SNAP Ed

SNAP-Ed & EFNEP Nutrition Education Programs

                                                         Healthy Eating As We Age

As we age, healthy eating can make a difference in our health, help to improve how we feel, and encourage a sense of well-being. Eating healthy has benefits that can help older adults:

                                   Nutrients

  • Obtain nutrients needed by the body such as potassium, calcium, vitamin D, vitamin B12, minerals, and fiber.
  • Lose weight or maintain a healthy weight
  • Reduce the risk of developing chronic diseases such as high blood pressure, diabetes, hypertension, and heart disease.If you have a chronic disease, eating well can help to manage the disease.
  • Meet individual calorie and nutrition needs.
  • Help to maintain energy levels.

                                     Special Nutrition Concerns for Older Adults

Our daily eating habits change as our bodies get older. Make small adjustments to help you enjoy the foods and beverages you eat and drink.

  • Add flavor to foods with spices and herbs instead of salt and look for low-sodium packaged foods.
  • Add sliced fruits and vegetable to your meals and snacks. Look for pre-sliced fruits and vegetables on sale if slicing and chopping is a challenge.
  • Ask your doctor to suggest other options if the medications you take affect your appetite or change your desire to eat.
  • Drink 3 cups of fat-free or low-fat milk throughout the day. If you cannot tolerate milk try small amounts of yogurt, butter milk, hard cheese or lactose-free foods. Drink water instead of sugary drinks.
  • Consume foods fortified with vitamin B12, such as fortified cereals.

                                   Be Active Your Way

Focus on maintaining a healthy body weight. Being physically active can help you stay strong and independent as you grow older. If you are overweight or obese, weight loss can improve your quality of life and reduce the risk of disease and disability. 
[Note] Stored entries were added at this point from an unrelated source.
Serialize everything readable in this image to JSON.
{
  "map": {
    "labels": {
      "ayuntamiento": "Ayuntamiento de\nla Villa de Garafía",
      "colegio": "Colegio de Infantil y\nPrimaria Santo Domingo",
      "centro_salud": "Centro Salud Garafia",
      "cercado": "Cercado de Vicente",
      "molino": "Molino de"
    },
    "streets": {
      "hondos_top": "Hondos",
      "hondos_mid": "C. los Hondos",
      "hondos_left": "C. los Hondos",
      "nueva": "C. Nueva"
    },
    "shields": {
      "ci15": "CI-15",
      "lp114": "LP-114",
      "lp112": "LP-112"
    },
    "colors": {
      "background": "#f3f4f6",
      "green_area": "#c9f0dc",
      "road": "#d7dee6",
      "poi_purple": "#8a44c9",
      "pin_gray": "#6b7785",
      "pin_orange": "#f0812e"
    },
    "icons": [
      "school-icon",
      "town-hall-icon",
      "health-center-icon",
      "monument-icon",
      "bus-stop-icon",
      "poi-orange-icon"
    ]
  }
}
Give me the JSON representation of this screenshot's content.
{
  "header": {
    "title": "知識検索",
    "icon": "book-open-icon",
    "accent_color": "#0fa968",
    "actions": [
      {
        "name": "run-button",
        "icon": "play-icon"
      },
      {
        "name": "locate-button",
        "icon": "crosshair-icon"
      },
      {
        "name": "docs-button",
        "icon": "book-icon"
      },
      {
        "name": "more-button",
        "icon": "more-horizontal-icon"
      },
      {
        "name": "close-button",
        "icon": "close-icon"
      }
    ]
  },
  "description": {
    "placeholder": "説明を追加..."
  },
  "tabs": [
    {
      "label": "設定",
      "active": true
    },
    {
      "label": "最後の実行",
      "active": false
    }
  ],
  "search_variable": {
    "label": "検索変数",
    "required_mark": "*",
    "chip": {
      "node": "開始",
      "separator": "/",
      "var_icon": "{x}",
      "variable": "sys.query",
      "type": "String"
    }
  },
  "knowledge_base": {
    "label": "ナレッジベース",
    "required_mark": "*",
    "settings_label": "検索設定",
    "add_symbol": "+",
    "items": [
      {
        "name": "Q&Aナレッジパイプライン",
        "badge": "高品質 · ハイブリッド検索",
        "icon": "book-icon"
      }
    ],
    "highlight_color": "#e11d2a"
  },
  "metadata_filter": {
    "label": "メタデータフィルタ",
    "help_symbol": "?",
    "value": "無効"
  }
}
  • Adults at any age need at least 2 ½ hours or 150 minutes of moderate-intensity physical activity each week. Being active at least 3 days a week is a good goal.
  • Find an activity that is appropriate for your fitness level. If you are not active, start by walking or riding a stationary bike. Strive for at least 10 minutes of exercise at a time and be as active as possible.
  • Include activities that improve balance and reduce your risk of falling such as lifting small weights. Add strength building activities at least 2 times per week.
  • Being active will make it easier to enjoy other activities such as shopping, playing a sport, or gardening.
  • If you are not sure about your level of fitness, check with your doctor before starting an intense exercise program or vigorous physical activity.